DECATUR, Ill. (WAND) — After just a few texts, Candice Pauwels saw one of her country's proudest monuments disappear into a cloud of smoke.
"I woke up this morning like a normal day and I saw many texts from my parents," Pauwels said. "I was kind of sad for sure. It's like the core of Paris. It's very famous so everyone knows Notre Dame in France."
Pauwels is a foreign exchange student at Millikin University. She originally hails from Paris and has visited Notre Dame several times.
Kevin Cohen has too. He took his PhD in linguistics to Paris to work as a researcher and lecturer. Some of his extended family lives in central Illinois.
"All evening, I heard the fire engines go by," Cohen said. "Everyone I know was sitting in front of their TVs all evening."
More than 800 years of history turned to ashes and embers. But Notre Dame is more than the history or even the religious significance.

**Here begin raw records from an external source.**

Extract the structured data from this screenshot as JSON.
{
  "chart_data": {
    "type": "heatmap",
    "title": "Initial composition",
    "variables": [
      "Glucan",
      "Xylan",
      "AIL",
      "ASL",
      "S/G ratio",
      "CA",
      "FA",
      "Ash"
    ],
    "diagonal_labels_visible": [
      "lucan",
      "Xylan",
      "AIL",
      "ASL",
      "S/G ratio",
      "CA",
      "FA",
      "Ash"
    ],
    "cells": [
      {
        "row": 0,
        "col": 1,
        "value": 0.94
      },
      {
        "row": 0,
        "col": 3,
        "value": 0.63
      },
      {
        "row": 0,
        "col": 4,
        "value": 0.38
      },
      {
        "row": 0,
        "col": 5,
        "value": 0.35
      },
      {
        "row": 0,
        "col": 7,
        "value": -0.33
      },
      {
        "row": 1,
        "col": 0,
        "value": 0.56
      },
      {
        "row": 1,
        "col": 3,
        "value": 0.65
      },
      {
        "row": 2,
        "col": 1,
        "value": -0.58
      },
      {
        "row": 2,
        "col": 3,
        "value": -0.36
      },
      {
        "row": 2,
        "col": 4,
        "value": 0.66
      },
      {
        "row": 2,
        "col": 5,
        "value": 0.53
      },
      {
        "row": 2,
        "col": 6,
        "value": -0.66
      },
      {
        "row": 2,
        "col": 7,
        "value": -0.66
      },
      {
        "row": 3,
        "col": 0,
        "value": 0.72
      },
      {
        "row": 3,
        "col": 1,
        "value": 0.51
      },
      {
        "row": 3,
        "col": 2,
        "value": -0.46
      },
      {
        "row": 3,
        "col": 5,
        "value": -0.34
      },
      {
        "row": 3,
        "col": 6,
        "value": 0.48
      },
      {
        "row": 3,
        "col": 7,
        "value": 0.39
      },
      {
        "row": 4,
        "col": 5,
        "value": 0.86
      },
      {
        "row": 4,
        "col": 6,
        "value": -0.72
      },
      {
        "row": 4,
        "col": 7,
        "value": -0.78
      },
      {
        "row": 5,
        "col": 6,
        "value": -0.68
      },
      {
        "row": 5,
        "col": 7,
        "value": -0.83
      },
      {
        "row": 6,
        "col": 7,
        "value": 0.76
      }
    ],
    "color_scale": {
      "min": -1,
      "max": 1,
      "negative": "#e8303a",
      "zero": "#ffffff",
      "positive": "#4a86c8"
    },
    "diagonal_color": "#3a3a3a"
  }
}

"It's very deeply embedded in, not just the historical, but the emotional heart of [France] for everyone — regardless of what your religion is."
As the smoke settles and firefighters survey the damage, Pauwels hopes this isn't the end. She hopes a mighty cathedral will once again rise from the ashes.
"I hope they are going to build on [what's left] or try to imitate [the original cathedral] at least," she said.